On the other hand, we noticed that the tryptophan metabolism pathway was differentially regulated in ssaro8Δ at 12 h compared to that in WT (Fig. S8). These DEGs include SsARO8 itself (log2FC of −2.469173815, FDR of 0; Data set S5) and upregulated SsARO9 (SPSC_00463, log2FC of 1.033853611, FDR of 8.48E−72; Data set S5) likely as a compensation for loss of SsARO8 in MAT-2 background. An annotated aldehyde dehydrogenase (ALDH)-encoding gene (SPSC_00448) was also upregulated (log2FC of 1.719145151, FDR of 4.42E−43; Data set S5). We infer that loss of SsAro8 function may be at least partially compensated by upregulation of SsARO9 gene, which also encodes an AAT, and meanwhile, the upregulation of the downstream ALDH-encoding gene may promote conversion from IAAld to IAA, instead of TryOH, resulting in reduction of intracellular TryOH but not much change in IAA content (Fig. 3B and 6B). Overall, the comparative transcriptomic analysis further supports that SsAro8 plays an important role in tryptophan catabolism during S. scitamineum dimorphic switch.

SsAro8 is important for S. scitamineum full pathogenicity.
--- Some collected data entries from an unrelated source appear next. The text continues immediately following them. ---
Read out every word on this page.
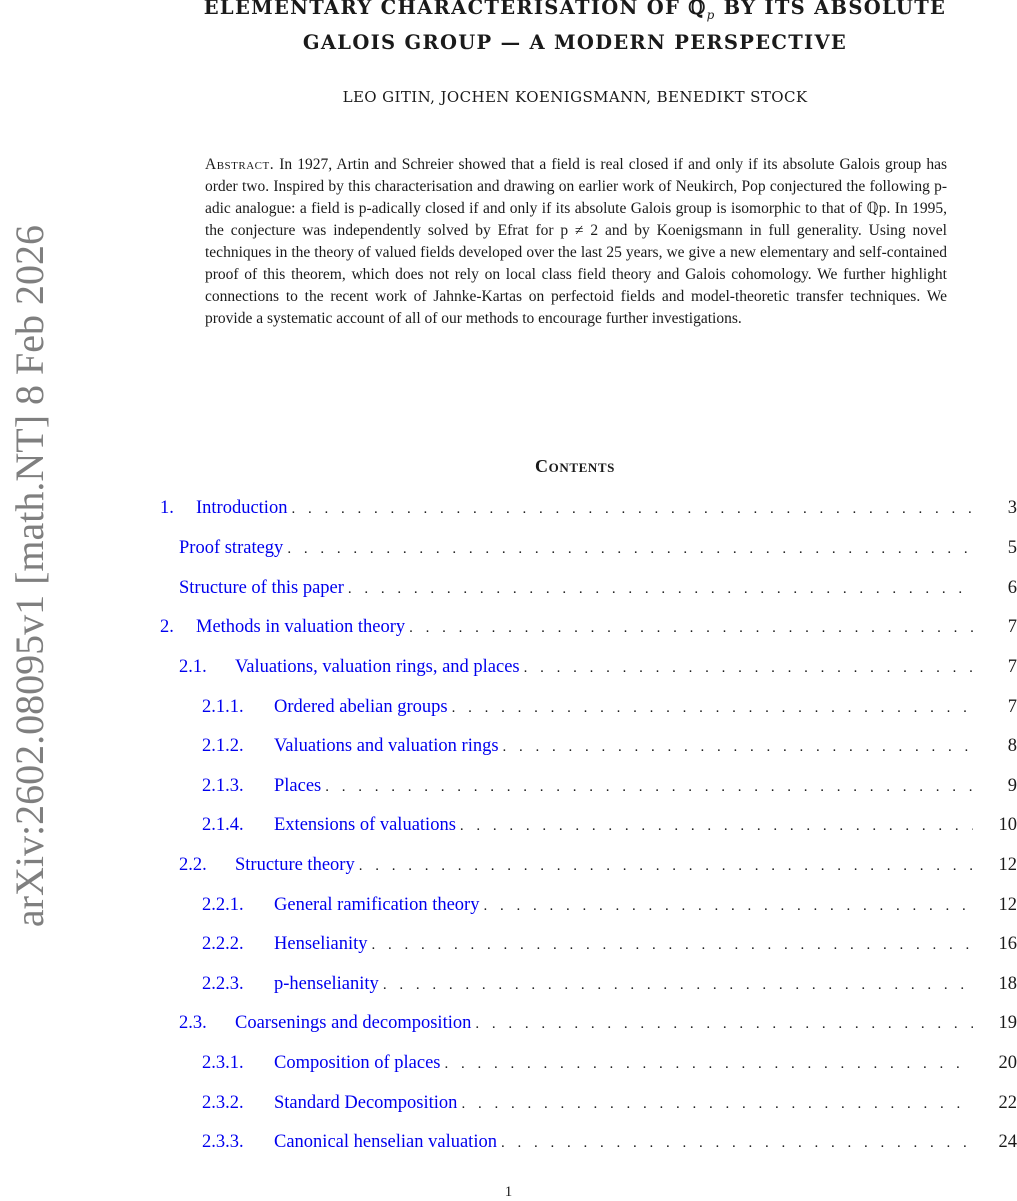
arXiv:2602.08095v1 [math.NT] 8 Feb 2026
ELEMENTARY CHARACTERISATION OF ℚ$_p$ BY ITS ABSOLUTE
GALOIS GROUP — A MODERN PERSPECTIVE

LEO GITIN, JOCHEN KOENIGSMANN, BENEDIKT STOCK

Abstract. In 1927, Artin and Schreier showed that a field is real closed if and only if its absolute Galois group has order two. Inspired by this characterisation and drawing on earlier work of Neukirch, Pop conjectured the following p-adic analogue: a field is p-adically closed if and only if its absolute Galois group is isomorphic to that of ℚp. In 1995, the conjecture was independently solved by Efrat for p ≠ 2 and by Koenigsmann in full generality. Using novel techniques in the theory of valued fields developed over the last 25 years, we give a new elementary and self-contained proof of this theorem, which does not rely on local class field theory and Galois cohomology. We further highlight connections to the recent work of Jahnke-Kartas on perfectoid fields and model-theoretic transfer techniques. We provide a systematic account of all of our methods to encourage further investigations.

Contents
1.	Introduction . . .	3
Proof strategy . . .	5
Structure of this paper . . .	6
2.	Methods in valuation theory . . .	7
2.1.	Valuations, valuation rings, and places . . .	7
2.1.1.	Ordered abelian groups . . .	7
2.1.2.	Valuations and valuation rings . . .	8
2.1.3.	Places . . .	9
2.1.4.	Extensions of valuations . . .	10
2.2.	Structure theory . . .	12
2.2.1.	General ramification theory . . .	12
2.2.2.	Henselianity . . .	16
2.2.3.	p-henselianity . . .	18
2.3.	Coarsenings and decomposition . . .	19
2.3.1.	Composition of places . . .	20
2.3.2.	Standard Decomposition . . .	22
2.3.3.	Canonical henselian valuation . . .	24
1
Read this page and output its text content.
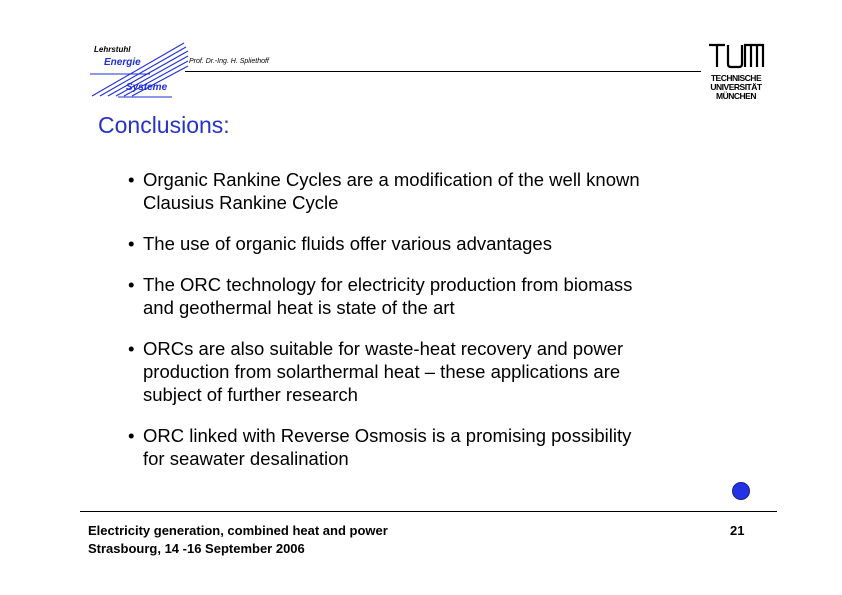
Lehrstuhl
Energie
Systeme
Prof. Dr.-Ing. H. Spliethoff
TECHNISCHE
UNIVERSITÄT
MÜNCHEN
Conclusions:
• Organic Rankine Cycles are a modification of the well known
Clausius Rankine Cycle
• The use of organic fluids offer various advantages
• The ORC technology for electricity production from biomass
and geothermal heat is state of the art
• ORCs are also suitable for waste-heat recovery and power
production from solarthermal heat – these applications are
subject of further research
• ORC linked with Reverse Osmosis is a promising possibility
for seawater desalination
Electricity generation, combined heat and power
Strasbourg, 14 -16 September 2006
21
Given that SsAro8 is important for S. scitamineum filamentous growth, biofilm formation, and oxidative stress tolerance, we speculate that it may also be involved in pathogenicity. Therefore, we performed pathogenicity assay with WT (MAT-1×MAT-2) and ssaro8Δ (MAT-1×ssaro8Δ) sporidial mixed cultures. The stem sections of the highly susceptible sugarcane cultivar, ROC22, were soaked in the WT or mutant sporidial mixture for 1 day (kept under 28°C) before being planted in the pots. Such soaking-inoculated seedlings were allowed to grow for approximately 3 months until symptom examination. A portion of the seedlings were injected with the WT or mutant mixed sporidia at 2 weeks post planting. Although neither WT- nor mutant-infected seedlings show typical “whip” symptom at the 3rd month post planting, we did observe an obvious dwarf symptom of the WT-infected seedlings compared to MAT-1×ssaro8Δ-infected seedlings or the negative control (double-distilled water [ddH₂O] inoculation) (Fig. 8). This result indicates that SsAro8 is required for causing seedling dwarf symptom. It remains to be confirmed whether SsAro8 is required for whip symptom development.

FIG 8.

Pathogenicity assay. Images showing sugarcane seedings infected by MAT-1×MAT-2 or MAT-1×ssaro8Δ mixed sporidia, using soaking plus injection method. ddH₂O served as the blank control. Seedling heights were quantified and depicted in the bar chart. Mean ± standard error (SE) was derived from two repeats, each containing approximately 20 seedlings for each treatment. Photographing and seedling height measurement were performed at the 3rd month after sugarcane planting.

In summary, our study identified an orthologous Aro8 protein in S. scitamineum responsible for Trp-based TryOH and IAA production, which is crucial for fungal growth and pathogenic differentiation.

DISCUSSION

In yeast and C. albicans, aromatic alcohols have been shown as important signaling molecules in regulating dimorphic switch by integrating cell density and nutrient status (43–46). Our previous study reported that an AGC kinase regulates S. scitamineum mating/filamentation in response to TryOH, a potential QSM in S. scitamineum (9). In this study, our transcriptome analysis confirmed that the genes controlling S. scitamineum mating/filamentation, including a locus gene PRA2 and the aforementioned AGC kinase, were indeed induced by TryOH but not by the other two aromatic alcohols (TyrOH and PheOH). Furthermore, the transcriptome analysis indicates that TryOH regulates production of the other two aromatic alcohols but not vice versa. We infer that TryOH plays a predominant role in controlling S. scitamineum mating/filamentation, likely integrating signaling pathways and aromatic amino acids metabolism. To further elucidate the biosynthesis pathway of TryOH, we identified the Tam1/Tam2/Aro8 ortholog, named SsAro8 in S. scitamineum, and by targeted metabolomics and LC-MS analyses we confirmed that it was indeed involved in Trp metabolism, contributing to TryOH and IAA production. Loss of SsARO8 led to defective mating/filamentation, which could be fully restored by exogenous addition of Trp and partially restored by addition of TryOH. This result, combined with the metabolomics analysis, indicates that SsAro8 is not only involved in Trp-dependent TryOH production but may also be required for synthesis of Trp. Furthermore, other catabolite(s) of Trp may also contribute to S. scitamineum mating/filamentation. Interestingly, the transcriptome analysis showed that SsARO8 gene was significantly downregulated in response to exogenously added TryOH (Data set S1; Fig. S7B), indicative of a possible negative feedback in autoregulation of Trp-dependent TryOH production.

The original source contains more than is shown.